UnitedHealthcare: Employers should use SDOH data to improve employee health outcomes, costs

Where an employee lives and the social risk factors they face affects overall health outcomes — employers should be incorporating SDOH data when designing health benefits to improve employee outcomes, productivity and associated costs, according to a white paper published Feb. 21 by UnitedHealthcare and the Health Action Council. 

The research analyzed HAC members' claims across more than 217,000 covered lives with an average age of 34. The study reviewed claims that happened between April 2022 to March 2023 and that were paid out through June 2023.

Six key takeaways:

1. The most common social determinant adults are at high-risk for are financial (36%) and social isolation (30%). Forty-eight percent of adults have no social risks, while 26% have one.

2. Employers operating in the 20 healthiest states (per UnitedHealth) may have lower health benefits costs than their counterparts with employees in unhealthy states. If employees lived in the top 20 healthiest-ranked states, the total covered per member per month cost could be reduced by $61 million, or $24 PMPM.

3. When looking at generations with the highest percentage of individuals with 3 social risks, Millennials were the highest (13%), followed by Gen Z (11%), Gen X (8%) and Baby Boomers (6%).

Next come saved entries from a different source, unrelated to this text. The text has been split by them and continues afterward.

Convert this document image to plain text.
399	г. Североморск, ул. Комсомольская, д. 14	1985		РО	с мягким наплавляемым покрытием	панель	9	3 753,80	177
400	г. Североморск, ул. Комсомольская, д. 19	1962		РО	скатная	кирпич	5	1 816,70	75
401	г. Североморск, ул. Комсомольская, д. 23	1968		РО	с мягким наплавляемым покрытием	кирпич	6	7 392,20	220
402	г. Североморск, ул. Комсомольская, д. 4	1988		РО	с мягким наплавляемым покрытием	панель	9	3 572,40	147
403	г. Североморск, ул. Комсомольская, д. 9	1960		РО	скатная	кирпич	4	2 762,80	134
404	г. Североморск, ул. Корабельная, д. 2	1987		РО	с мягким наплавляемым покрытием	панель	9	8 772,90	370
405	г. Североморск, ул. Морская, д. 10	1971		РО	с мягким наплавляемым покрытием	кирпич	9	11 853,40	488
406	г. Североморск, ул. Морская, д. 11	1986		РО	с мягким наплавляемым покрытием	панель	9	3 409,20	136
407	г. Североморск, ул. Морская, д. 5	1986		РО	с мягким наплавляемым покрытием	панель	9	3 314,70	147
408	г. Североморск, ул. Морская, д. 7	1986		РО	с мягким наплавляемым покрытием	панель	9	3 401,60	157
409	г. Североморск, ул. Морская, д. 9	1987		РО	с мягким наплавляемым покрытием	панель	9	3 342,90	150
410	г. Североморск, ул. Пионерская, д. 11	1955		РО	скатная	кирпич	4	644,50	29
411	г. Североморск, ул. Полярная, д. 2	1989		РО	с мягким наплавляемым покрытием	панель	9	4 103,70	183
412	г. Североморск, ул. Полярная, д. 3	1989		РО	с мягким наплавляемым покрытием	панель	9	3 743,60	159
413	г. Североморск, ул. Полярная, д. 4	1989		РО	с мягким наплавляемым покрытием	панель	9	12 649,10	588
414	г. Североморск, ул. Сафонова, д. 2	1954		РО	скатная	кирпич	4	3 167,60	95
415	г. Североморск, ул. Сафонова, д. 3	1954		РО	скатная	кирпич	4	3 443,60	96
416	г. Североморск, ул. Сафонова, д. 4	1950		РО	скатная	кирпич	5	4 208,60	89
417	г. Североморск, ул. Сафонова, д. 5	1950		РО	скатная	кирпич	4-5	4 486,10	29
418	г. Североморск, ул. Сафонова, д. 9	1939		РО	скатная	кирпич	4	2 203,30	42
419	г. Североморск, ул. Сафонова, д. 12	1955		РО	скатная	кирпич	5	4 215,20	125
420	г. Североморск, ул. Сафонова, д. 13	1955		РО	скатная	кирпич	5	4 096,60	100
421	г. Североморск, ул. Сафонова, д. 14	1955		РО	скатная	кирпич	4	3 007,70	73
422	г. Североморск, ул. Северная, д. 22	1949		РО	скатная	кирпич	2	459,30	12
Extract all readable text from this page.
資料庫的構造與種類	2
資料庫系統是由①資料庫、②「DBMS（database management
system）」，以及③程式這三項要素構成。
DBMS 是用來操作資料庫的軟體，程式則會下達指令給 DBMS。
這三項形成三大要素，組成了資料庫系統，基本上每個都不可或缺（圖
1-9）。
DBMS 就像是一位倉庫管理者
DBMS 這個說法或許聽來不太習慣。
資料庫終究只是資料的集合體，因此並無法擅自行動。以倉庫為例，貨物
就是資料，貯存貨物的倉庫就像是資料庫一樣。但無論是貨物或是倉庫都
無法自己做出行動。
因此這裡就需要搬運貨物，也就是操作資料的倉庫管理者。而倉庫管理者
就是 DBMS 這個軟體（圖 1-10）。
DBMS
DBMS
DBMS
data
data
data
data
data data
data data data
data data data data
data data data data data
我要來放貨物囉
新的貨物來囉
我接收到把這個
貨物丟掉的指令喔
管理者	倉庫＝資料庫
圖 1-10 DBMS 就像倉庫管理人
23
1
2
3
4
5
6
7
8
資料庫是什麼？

4. Forty-one percent of children have parents with at least 1 high risk SDOH. Those children had an increased prevalence of suicidal ideation and depression, higher PMPM spend and more ER visits per capita, despite having 10% fewer anxiety claims per capita.

5. Overall social risk in rural areas was more than 6% higher than in suburban and urban areas.

6. Health benefits managers should take three key steps to improve employee health: 

  • Conduct better analyses by using geographic, community health and SDOH risk data to understand the impact of location on health outcomes and cost.
  • Design benefits that are tailored to employees' unique health needs.
  • Educate employees on the importance of preventive healthcare.